INVESTIGADORES
AGÜERO Fernan Gonzalo
congresos y reuniones científicas
Título:
APRANK (Antigenic Peptide/Protein Ranker) a bioinformatic tool for genome-wide prioritization of candidate antigens of human pathogens
Autor/es:
RICCI A; BRUNNER M; RAMOA D; CARMONA SJ; AGÜERO F
Lugar:
Posadas
Reunión:
Congreso; 8vo Congreso Argentino de Bioinformática y Biología Computacional (8CA2BC); 2017
Institución organizadora:
Asociación Argentina de Bioinformática y Biología Computacional
Resumen:
APRANK (Antigenic Peptide/Protein Ranker) a bioinformatic tool for genome-wide prioritization of candidate antigens of human pathogens Availability of validated antigens and B-cell epitopes is essential in the development of vaccines and diagnostics tests or to improve the performance of existing reagents.
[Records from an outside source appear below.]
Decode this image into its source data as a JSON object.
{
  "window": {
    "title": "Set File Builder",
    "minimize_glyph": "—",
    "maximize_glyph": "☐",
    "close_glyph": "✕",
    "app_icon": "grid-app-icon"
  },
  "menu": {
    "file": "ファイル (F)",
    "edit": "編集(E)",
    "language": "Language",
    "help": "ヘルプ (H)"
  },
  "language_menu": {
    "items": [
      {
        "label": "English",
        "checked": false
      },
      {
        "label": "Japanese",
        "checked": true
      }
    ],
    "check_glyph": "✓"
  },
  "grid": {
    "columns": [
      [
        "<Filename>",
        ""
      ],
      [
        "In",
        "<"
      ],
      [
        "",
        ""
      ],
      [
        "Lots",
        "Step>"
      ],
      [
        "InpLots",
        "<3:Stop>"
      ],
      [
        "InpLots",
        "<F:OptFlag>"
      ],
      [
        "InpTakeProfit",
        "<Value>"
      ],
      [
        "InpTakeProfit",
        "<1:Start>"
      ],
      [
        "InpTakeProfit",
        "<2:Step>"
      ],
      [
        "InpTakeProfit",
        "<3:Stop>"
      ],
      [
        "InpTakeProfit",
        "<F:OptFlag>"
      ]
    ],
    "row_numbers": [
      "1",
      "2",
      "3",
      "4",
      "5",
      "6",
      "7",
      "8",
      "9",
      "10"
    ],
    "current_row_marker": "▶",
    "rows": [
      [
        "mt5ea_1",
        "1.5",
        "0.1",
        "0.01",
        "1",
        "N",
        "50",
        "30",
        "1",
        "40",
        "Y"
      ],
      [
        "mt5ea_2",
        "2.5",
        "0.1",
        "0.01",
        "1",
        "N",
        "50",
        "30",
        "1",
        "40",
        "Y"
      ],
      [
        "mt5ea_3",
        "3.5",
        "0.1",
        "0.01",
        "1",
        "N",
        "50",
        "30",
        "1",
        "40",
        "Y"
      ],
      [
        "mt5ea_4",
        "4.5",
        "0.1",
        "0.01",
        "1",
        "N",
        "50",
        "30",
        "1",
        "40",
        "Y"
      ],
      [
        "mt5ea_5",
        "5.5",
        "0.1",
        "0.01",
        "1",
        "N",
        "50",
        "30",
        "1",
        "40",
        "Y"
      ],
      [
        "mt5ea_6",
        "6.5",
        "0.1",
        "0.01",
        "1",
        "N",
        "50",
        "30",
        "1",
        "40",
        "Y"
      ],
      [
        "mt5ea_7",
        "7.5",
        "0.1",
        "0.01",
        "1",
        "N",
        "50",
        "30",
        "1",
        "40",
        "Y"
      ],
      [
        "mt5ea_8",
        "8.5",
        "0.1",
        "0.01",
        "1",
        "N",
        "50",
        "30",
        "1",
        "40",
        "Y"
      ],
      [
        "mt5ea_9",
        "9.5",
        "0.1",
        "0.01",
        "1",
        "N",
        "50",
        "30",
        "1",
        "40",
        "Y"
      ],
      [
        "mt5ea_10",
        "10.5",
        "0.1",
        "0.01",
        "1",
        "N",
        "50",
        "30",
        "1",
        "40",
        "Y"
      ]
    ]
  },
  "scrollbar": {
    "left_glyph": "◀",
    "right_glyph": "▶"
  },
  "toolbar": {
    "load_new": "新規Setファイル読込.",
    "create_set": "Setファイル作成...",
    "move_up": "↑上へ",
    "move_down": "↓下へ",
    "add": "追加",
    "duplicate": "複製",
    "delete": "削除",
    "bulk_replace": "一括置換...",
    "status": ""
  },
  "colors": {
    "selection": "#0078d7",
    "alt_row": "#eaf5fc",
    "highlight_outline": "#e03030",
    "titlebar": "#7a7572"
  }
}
This knowledge is particularly important to take advantage of highly parallelized screening platforms, such as peptide or protein microarrays. By prioritizing candidate antigens, space in microarrays can be optimized to include the most relevant proteins from different co-endemic pathogens to screen for specific and cross-reactive antigens.With the recent availability of complete genomes of different pathogens, we are in a situation where computational strategies may now be attempted to prioritize potential new antigens at a genomic scale. We have developed an integrated bioinformatics pipeline (APRANK) that ranks the antigenicity of a protein by using a number of features predicted or measured from protein sequences to prioritize candidate antigens (and candidate antigenic peptides) from a given proteome. APRANK has been trained using a binomial logistic regression model with information on a number of known/validated antigens (positive examples) as well as negative/unknown examples.To validate APRANK, we measured its performance by training specific models for fifteen different species, dividing their data in training and test set multiple times and calculating the AUC of the predictions. We also created a single generic model made from the balanced data of all the fifteen species, and tested it against all species used for training as well as one novel species. Figure 1 shows the enrichment achieved by using our method on T. cruzi.Using a ROC curve analysis we demonstrate the predictive power of APRANK to prioritize antigens in several complete pathogen genomes and discuss the limitations of the approach. The main use of APRANK is to guide experimental work, helping in the design of peptide or protein microarrays or other methodologies, by effectively limiting the screening space to a reduced, more manageable set of candidates. Figure 1. Enrichment achieved by APRANK on T. cruzi. Increase in antigens obtained by using information of the whole proteins, peptides, or both (combined score). The combined score adds protein-level information to peptides, and is the mean of the other two scores.